Rochlin maintains that our increasing reliance on computers and networks is making our infrastructure more, not less, vulnerable. As an example, he cites the Kobe earthquake of January 1995. Major manufacturers in Kobe, as in most Japanese industrial centers, relied on "just-in-time" production systems that depended on extensive telecommunication facilities and computerized inventories and ordering. Many of these companies went out of business forever after the earthquake, utterly unable to recover from a single devastating blow.
Perhaps most outrageously, Rochlin suggests that the U.S. armed forces may be headed for a similar meltdown. "Trapped in the Net" devotes four chapters to analyzing trends in military computerization, including a detailed look at the Gulf War.
The Gulf War is widely regarded as a public-relations triumph for the high-tech U.S. military. But Rochlin notes that the command-and-control coordination implemented in the Persian Gulf required a whopping majority of the high-tech electronics equipment and supply systems that the military had available for use in the entire world. In other words, if there had been another major threat to the United States at the same time, the military would have had a hard time stretching its resources to meet it.
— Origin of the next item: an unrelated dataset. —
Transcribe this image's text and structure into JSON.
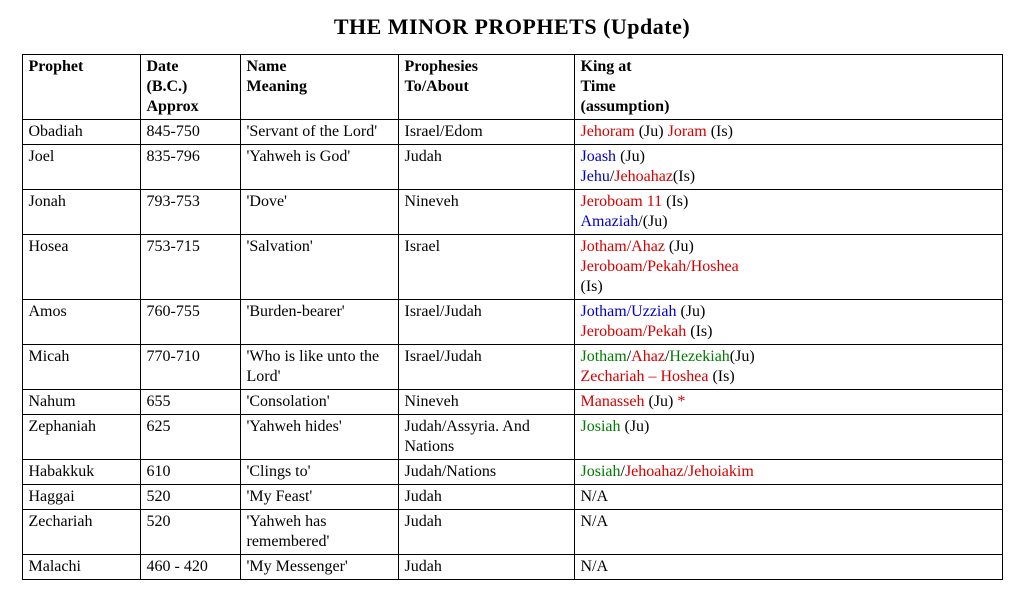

Even more intriguing, modern electronics have created a military that demands and expects total coordination between all branches and a central command -- and from the central command all the way down to individual tank commanders and fighter pilots. The military now operates under the illusion that it can, and should, completely control every movement of its forces in real time.
"With the addition of the new electronic capabilities," writes Rochlin, "the entire, extended battle, from front to logistics, from close air support to strategic interdiction, could now be visualized and managed as a single, integrated whole ... But in striking parallel to the restraints placed on industrial and office workers by the demands and requirements of their automated and integrated equipment, battlefield commanders now have less discretion than ever at the critical level of operations."
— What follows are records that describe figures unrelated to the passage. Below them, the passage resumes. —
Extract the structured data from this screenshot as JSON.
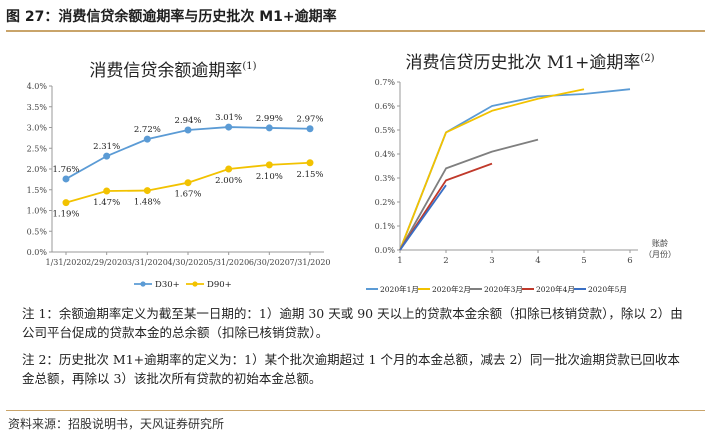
{
  "figure": {
    "title": "图 27：消费信贷余额逾期率与历史批次 M1+逾期率",
    "source": "资料来源：招股说明书，天风证券研究所",
    "note1": "注 1：余额逾期率定义为截至某一日期的：1）逾期 30 天或 90 天以上的贷款本金余额（扣除已核销贷款），除以 2）由公司平台促成的贷款本金的总余额（扣除已核销贷款）。",
    "note2": "注 2：历史批次 M1+逾期率的定义为：1）某个批次逾期超过 1 个月的本金总额，减去 2）同一批次逾期贷款已回收本金总额，再除以 3）该批次所有贷款的初始本金总额。"
  },
  "chart_data": [
    {
      "type": "line",
      "title": "消费信贷余额逾期率",
      "title_sup": "(1)",
      "categories": [
        "1/31/2020",
        "2/29/2020",
        "3/31/2020",
        "4/30/2020",
        "5/31/2020",
        "6/30/2020",
        "7/31/2020"
      ],
      "yticks": [
        "0.0%",
        "0.5%",
        "1.0%",
        "1.5%",
        "2.0%",
        "2.5%",
        "3.0%",
        "3.5%",
        "4.0%"
      ],
      "ylim": [
        0,
        4.0
      ],
      "series": [
        {
          "name": "D30+",
          "color": "#5b9bd5",
          "values": [
            1.76,
            2.31,
            2.72,
            2.94,
            3.01,
            2.99,
            2.97
          ],
          "labels": [
            "1.76%",
            "2.31%",
            "2.72%",
            "2.94%",
            "3.01%",
            "2.99%",
            "2.97%"
          ]
        },
        {
          "name": "D90+",
          "color": "#f2c200",
          "values": [
            1.19,
            1.47,
            1.48,
            1.67,
            2.0,
            2.1,
            2.15
          ],
          "labels": [
            "1.19%",
            "1.47%",
            "1.48%",
            "1.67%",
            "2.00%",
            "2.10%",
            "2.15%"
          ]
        }
      ],
      "legend": "bottom-center",
      "grid": false
    },
    {
      "type": "line",
      "title": "消费信贷历史批次 M1+逾期率",
      "title_sup": "(2)",
      "xlabel": "账龄",
      "xlabel2": "（月份）",
      "x": [
        1,
        2,
        3,
        4,
        5,
        6
      ],
      "xlim": [
        1,
        6
      ],
      "yticks": [
        "0.0%",
        "0.1%",
        "0.2%",
        "0.3%",
        "0.4%",
        "0.5%",
        "0.6%",
        "0.7%"
      ],
      "ylim": [
        0,
        0.7
      ],
      "series": [
        {
          "name": "2020年1月",
          "color": "#5b9bd5",
          "x": [
            1,
            2,
            3,
            4,
            5,
            6
          ],
          "values": [
            0.0,
            0.49,
            0.6,
            0.64,
            0.65,
            0.67
          ]
        },
        {
          "name": "2020年2月",
          "color": "#f2c200",
          "x": [
            1,
            2,
            3,
            4,
            5
          ],
          "values": [
            0.0,
            0.49,
            0.58,
            0.63,
            0.67
          ]
        },
        {
          "name": "2020年3月",
          "color": "#7f7f7f",
          "x": [
            1,
            2,
            3,
            4
          ],
          "values": [
            0.0,
            0.34,
            0.41,
            0.46
          ]
        },
        {
          "name": "2020年4月",
          "color": "#c0392b",
          "x": [
            1,
            2,
            3
          ],
          "values": [
            0.0,
            0.29,
            0.36
          ]
        },
        {
          "name": "2020年5月",
          "color": "#3a6fc4",
          "x": [
            1,
            2
          ],
          "values": [
            0.0,
            0.27
          ]
        }
      ],
      "legend": "bottom",
      "grid": false
    }
  ]
}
Less discretion, argues Rochlin, implies less flexibility to respond to local circumstances -- and that could be a disaster in a war against an opponent that puts up more of a fight than the Iraqi military.
What can be done? Not a whole lot, says Rochlin. There are no 12-step groups to pull large technical systems out of computer-dependency relationships. But where there is still a chance, says Rochlin, designers must accept the imperative to be, well, a little bit messy.
"We should be sloppier," says Rochlin. "Sloppy is a condition of life ... Don't worry if the system is not efficient, because at some point in your life you will need sloppiness and inefficiency. Designers should put a buffer into the system, something that cushions you so you have a chance to think. "
If we don't add buffers, or permit slack, we're in trouble. As Rochlin concludes in "Trapped In The Net":
"They [computers] require constant, intelligent, and informed monitoring. Over time, they will be increasingly out of sight, but they must never be out of mind. Otherwise it is we, and not the computers, who will become invisible idiots."